But the reader may agree that no one really can believe that mere thought includes everything. The difficulty lies, he may urge, in maintaining the opposite. Since in philosophy we must think, how is it possible to transcend thought without a self-contradiction? For theory can reflect on, and pronounce about, all things, and in reflecting on them it therefore includes them. So that to maintain in thought an Other is by the same act to destroy its otherness, and to persist is to contradict oneself. While admitting that thought cannot satisfy us as to reality’s falling wholly within its limits, we may be told that, so long as we think, we must ignore this admission. And the question is, therefore, whether philosophy does not end in sheer scepticism—in the necessity, that is, of asserting what it is no less induced to deny. The problem is serious, and I will now attempt to exhibit its solution.

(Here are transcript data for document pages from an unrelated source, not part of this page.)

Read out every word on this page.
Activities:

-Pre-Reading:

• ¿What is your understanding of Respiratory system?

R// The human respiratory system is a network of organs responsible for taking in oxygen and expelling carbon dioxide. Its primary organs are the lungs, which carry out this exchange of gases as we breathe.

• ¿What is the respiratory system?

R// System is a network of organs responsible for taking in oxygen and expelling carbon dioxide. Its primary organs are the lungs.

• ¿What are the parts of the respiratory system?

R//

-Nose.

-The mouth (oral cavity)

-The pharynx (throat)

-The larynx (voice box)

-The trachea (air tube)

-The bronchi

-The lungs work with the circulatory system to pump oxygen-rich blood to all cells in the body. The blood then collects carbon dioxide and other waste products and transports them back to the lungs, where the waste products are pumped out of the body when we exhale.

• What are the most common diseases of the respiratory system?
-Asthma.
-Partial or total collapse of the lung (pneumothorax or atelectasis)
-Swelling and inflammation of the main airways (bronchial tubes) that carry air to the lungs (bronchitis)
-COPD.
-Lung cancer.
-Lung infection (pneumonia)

We maintain an Other than mere thought. Now in what sense do we hold this? Thought being a judgment, we say that the predicate is never the same as the subject; for the subject is reality presented as “this” (we must not say as mere “this”). You can certainly abstract from presentation its character of “thisness,” or its confused relatedness; and you can also abstract the feature of presentation. Of these you can make ideas,[1] for there is nothing which you cannot think of. But you find that these ideas are not the same as the subject of which you must predicate them. You can think of the subject, but you cannot get rid of it, or substitute mere thought-content for it. In other words, in practice thought always is found with, and appears to demand, an Other.

  1. Principles of Logic, pp. 64-69.